El mañana de las bitácoras
Valoración del futuro de nuestros pequeños diarios · DialBit
Mientras siguen llegando opiniones de otra bitácoras, ha llegado el momento de ofrecer también nuestro propio punto de vista al tema de la quincena. El fenómeno de las bitácoras no para de crecer, y lo hace, además, en muchos campos: educación, ciencia, noticias, internet… Si las bitácoras no hubieran introducido cambios significativos, tampoco existirían los metablogs. Las bitácoras personales son también un fenómeno nuevo: lo que antes se escribía sólo para los ojos de su autor puede ahora ser leído por cualquiera, lo que modifica oposiciones como la de privado/público, sobre todo por la condición excepcional del anonimato. La complejidad del problema hace que sea difícil dar un sólo dictamen. Pero, dejando esto al margen, hay dos espacios, creo, en los que las bitácoras (y otro tipo de publicaciones en general) pueden pasar a jugar un papel importante: me refiero al periodismo y a la educación.

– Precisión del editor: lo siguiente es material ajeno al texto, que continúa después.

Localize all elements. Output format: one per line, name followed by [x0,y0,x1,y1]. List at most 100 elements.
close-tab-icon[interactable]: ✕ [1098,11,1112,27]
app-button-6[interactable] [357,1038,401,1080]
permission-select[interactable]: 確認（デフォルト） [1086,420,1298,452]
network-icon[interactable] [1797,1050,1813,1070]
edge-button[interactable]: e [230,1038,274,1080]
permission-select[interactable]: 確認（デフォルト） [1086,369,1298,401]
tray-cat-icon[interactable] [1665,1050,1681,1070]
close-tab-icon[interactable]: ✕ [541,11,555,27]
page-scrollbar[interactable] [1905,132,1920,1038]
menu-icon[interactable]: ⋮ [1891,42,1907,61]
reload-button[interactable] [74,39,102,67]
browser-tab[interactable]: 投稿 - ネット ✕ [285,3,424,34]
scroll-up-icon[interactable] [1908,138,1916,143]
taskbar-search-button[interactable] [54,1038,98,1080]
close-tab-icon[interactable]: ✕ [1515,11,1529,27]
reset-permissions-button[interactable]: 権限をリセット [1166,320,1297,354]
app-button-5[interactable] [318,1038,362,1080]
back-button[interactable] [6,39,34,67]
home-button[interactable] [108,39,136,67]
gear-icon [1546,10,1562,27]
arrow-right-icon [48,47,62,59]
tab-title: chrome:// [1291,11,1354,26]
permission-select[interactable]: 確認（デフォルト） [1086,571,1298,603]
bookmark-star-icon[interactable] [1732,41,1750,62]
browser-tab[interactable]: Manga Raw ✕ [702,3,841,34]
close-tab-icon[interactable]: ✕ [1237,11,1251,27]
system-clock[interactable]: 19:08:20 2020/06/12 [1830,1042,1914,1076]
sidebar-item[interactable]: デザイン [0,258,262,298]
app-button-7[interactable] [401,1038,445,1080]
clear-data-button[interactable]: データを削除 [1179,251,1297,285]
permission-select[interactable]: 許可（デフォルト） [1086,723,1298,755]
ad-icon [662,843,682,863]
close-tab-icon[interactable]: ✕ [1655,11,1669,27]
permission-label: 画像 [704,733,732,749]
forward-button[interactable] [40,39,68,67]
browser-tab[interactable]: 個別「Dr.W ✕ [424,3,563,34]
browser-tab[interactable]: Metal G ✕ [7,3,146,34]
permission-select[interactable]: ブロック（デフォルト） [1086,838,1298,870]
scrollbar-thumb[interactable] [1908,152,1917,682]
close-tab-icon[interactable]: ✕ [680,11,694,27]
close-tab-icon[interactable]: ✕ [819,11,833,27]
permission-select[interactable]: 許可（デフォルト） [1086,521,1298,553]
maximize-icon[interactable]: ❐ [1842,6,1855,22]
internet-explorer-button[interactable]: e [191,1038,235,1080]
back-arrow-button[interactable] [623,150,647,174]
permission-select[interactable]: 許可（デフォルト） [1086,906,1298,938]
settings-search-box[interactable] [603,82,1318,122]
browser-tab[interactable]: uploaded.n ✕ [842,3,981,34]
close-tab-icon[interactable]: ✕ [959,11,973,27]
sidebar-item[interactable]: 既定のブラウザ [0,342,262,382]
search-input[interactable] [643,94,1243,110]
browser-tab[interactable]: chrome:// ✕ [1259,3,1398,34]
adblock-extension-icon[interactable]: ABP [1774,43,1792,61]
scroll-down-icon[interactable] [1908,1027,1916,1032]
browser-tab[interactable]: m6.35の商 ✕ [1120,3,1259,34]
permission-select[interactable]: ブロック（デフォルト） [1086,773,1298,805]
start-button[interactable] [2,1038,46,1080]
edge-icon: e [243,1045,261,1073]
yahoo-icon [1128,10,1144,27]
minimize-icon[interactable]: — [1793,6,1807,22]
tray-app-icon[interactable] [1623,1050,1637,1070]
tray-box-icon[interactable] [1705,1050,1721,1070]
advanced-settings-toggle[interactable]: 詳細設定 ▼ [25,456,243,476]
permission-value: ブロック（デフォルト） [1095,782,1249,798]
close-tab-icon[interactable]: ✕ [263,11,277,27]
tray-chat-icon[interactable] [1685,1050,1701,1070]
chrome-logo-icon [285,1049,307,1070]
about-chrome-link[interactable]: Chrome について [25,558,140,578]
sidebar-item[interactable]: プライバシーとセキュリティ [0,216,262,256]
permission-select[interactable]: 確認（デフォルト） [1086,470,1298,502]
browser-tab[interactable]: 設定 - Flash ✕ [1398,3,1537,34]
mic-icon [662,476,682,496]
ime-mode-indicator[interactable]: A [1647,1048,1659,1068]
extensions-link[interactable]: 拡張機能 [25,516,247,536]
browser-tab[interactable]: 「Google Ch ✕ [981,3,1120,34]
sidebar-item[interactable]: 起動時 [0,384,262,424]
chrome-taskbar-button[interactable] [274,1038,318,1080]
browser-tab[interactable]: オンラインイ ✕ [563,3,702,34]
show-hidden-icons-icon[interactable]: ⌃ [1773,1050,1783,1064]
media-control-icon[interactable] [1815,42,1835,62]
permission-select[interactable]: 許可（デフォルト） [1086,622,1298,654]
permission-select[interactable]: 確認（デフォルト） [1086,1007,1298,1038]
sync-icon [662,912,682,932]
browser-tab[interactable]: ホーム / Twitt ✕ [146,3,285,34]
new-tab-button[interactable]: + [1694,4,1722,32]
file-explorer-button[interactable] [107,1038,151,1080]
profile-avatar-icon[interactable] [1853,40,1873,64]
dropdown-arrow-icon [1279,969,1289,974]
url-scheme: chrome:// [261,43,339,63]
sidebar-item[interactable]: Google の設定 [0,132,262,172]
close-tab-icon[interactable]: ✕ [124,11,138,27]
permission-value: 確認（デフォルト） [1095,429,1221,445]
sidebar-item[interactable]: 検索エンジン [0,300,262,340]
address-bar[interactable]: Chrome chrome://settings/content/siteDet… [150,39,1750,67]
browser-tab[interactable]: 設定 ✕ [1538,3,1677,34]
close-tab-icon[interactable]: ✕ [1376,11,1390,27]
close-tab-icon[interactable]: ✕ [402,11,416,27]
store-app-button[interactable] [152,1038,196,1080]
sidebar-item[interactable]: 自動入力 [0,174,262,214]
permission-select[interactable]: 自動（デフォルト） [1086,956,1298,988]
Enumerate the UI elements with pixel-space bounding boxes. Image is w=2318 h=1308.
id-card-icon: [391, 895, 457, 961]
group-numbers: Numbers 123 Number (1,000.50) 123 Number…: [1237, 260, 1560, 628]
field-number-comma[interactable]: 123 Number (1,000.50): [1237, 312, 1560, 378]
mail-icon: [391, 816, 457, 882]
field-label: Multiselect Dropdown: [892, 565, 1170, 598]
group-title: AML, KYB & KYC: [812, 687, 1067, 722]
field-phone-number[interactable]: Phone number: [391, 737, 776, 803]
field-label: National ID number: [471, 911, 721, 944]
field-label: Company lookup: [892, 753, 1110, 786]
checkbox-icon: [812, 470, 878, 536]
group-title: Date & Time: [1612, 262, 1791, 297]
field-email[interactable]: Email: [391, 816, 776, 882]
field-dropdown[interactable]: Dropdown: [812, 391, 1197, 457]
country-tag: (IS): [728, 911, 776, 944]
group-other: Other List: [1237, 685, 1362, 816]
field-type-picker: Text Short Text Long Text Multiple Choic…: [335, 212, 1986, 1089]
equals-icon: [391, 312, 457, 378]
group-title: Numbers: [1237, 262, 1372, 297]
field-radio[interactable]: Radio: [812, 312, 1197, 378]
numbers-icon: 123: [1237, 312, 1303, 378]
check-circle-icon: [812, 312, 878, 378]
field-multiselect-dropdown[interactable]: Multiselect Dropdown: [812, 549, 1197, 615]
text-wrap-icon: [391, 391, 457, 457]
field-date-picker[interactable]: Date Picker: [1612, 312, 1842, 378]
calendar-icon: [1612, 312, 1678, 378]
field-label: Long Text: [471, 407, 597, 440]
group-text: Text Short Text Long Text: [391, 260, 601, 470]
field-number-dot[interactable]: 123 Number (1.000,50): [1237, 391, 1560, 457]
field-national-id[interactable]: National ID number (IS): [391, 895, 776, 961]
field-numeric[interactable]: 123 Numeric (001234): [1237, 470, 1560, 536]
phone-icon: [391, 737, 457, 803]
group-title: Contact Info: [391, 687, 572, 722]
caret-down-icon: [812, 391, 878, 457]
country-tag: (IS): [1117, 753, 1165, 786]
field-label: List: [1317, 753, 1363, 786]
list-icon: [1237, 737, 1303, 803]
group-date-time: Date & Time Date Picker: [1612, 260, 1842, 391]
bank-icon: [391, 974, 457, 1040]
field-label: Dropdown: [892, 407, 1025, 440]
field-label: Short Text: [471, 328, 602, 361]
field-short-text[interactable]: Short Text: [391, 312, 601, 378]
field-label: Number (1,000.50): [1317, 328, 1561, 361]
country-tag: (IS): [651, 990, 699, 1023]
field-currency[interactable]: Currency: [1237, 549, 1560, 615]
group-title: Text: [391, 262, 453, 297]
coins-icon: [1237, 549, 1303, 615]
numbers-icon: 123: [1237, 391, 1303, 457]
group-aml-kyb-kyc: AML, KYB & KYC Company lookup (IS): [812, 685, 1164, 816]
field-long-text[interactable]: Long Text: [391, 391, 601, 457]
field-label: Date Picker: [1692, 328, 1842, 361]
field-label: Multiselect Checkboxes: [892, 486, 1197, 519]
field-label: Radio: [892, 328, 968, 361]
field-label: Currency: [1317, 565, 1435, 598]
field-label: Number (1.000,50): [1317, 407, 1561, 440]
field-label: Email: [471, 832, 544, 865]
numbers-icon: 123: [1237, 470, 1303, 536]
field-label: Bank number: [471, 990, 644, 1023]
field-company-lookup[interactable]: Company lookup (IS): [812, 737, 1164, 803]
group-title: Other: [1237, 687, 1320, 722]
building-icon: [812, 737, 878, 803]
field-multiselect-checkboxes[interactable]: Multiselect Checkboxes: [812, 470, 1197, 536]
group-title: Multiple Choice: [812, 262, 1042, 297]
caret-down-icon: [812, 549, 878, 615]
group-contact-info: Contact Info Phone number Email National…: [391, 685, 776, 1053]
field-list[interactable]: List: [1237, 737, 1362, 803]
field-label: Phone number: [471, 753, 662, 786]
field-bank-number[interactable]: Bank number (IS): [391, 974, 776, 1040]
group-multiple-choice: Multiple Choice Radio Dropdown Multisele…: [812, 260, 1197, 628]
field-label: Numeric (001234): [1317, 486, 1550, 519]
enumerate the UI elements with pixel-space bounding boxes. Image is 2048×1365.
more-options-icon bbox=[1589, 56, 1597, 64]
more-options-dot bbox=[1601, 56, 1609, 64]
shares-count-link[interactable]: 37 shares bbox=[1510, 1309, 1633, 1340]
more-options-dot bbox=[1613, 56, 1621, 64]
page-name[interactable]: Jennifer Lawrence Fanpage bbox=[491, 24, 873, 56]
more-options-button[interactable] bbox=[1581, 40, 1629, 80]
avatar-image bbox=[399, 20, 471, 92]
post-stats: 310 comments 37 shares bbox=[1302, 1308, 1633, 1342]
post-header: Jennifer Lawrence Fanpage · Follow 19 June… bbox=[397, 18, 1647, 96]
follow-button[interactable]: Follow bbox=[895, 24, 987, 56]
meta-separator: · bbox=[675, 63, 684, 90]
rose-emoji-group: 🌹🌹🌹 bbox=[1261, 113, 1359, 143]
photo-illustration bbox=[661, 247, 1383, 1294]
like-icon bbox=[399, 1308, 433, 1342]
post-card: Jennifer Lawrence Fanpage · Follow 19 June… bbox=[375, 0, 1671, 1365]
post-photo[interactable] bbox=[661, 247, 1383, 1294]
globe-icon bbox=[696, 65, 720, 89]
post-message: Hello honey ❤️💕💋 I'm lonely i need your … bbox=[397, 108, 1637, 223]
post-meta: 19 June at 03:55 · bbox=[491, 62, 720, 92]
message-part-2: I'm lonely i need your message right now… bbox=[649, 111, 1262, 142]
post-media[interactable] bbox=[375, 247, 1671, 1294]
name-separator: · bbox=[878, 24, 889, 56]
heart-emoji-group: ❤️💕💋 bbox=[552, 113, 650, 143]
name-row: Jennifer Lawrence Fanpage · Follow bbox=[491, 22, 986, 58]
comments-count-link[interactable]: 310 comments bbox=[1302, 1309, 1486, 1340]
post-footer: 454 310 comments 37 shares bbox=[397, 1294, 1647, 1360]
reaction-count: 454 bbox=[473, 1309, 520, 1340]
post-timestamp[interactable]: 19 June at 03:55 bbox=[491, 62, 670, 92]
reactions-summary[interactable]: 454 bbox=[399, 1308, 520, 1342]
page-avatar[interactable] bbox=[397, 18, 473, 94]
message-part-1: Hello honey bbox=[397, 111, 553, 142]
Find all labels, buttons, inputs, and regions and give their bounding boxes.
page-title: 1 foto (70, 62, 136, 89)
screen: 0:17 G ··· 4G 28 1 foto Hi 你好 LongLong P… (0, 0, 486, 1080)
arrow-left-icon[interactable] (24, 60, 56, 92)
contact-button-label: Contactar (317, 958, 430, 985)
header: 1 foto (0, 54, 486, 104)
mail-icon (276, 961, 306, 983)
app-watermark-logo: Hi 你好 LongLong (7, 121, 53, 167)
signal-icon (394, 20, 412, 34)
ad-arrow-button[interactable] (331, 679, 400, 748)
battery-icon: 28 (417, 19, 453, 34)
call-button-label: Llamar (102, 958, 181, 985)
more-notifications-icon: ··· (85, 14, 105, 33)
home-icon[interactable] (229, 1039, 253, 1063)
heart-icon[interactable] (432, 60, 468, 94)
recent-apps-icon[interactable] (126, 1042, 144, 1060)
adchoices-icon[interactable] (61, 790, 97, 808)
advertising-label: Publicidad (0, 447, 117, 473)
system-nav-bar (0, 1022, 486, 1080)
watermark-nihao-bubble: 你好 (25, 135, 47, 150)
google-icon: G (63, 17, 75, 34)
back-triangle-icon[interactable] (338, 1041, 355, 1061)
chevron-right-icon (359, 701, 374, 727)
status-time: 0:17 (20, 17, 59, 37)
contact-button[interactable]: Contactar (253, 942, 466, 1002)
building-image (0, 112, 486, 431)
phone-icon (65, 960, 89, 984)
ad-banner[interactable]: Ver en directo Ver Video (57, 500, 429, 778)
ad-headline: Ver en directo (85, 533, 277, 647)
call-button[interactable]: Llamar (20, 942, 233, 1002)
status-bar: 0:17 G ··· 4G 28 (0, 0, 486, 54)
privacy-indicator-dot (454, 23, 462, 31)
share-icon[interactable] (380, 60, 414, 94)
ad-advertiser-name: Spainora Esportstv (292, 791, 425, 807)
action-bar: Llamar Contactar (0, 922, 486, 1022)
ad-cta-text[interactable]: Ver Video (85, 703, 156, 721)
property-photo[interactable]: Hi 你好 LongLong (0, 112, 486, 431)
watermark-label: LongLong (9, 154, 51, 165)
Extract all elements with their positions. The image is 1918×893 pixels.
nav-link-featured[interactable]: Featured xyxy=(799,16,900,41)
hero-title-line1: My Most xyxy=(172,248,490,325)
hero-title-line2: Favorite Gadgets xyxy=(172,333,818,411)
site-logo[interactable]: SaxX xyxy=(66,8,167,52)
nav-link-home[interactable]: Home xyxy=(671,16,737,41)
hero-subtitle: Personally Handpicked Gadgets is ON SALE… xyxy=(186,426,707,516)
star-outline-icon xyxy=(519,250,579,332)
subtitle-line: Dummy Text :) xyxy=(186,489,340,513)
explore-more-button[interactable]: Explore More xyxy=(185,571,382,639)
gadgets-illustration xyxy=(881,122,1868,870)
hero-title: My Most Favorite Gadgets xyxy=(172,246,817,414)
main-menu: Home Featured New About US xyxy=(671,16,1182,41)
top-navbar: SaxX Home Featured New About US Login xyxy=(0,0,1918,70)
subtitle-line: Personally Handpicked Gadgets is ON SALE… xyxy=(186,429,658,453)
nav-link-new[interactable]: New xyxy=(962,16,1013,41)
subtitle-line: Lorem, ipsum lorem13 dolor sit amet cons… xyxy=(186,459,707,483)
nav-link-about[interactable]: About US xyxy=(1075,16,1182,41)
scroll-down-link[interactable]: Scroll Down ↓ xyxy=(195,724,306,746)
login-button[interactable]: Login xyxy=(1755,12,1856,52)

Hace unos días, conocí el trabajo de Aula de Historia, y me resultó revelador: ¿por qué no seguir el trabajo cotidiano de un alumno a través de su bitácora personal? ¿Por qué no recoger el trabajo que se realiza con toda una clase a través de un diario de a bordo virtual, en el que, además, se vaya poniendo a disposición de los alumnos enlaces con un alto interés educativo? Al margen de la infraestructura necesaria para llevar a cabo esto, hay que decir que, a priori, la actividad parece prometedora. No sólo conseguimos, una vez más, compaginar el uso de las nuevas tecnologías con las mal llamadas asignaturas “de letras”, sino que además, ponemos al alumno en contacto con una nueva herramienta, que deberá aprender a manejar. Y no es sólo, el funcionamiento de la bitácoras, sino también el funcionamiento de un buscador. Si un alumno aprende a escribir sus propias anotaciones, aprenderá necesariamente a navegar con un mínimo criterio, y a filtrar la información. Además, la interactividad que se puede crear gracias a los comentarios puede añadir aún más valor a la actividad. Todo un campo, en el que, sin lugar a dudas, tenemos que seguir trabajando.
En cuanto al periodismo, a nadie se le escapa que una bitácora es un modo más libre y más flexible de compartir información que cualquier otro medio. Requiere, evidentemente, el esfuerzo de la lectura, como cualquier otro periódico. Con la ventaja de no tener que ajustarse a una línea editorial: el periodista (o el que escriba cualquier anotación pues la noticia no es patrimonio del periodista) puede sentirse más libre al estar frente a su ordenado (protegido quizás por el anonimato) que al entregar a su jefe la redacción de una noticia. Por otro lado, las anotaciones de gentes que pueden verse involucradas en una noticia, pueden terminar convirtiéndose en una fuente de información más. Y aquí llega el doble filo de las bitácoras: ¿qué credibilidad podemos dar a lo que leemos en cada uno de nuestros diarios? ¿Cómo podemos contrastar la información?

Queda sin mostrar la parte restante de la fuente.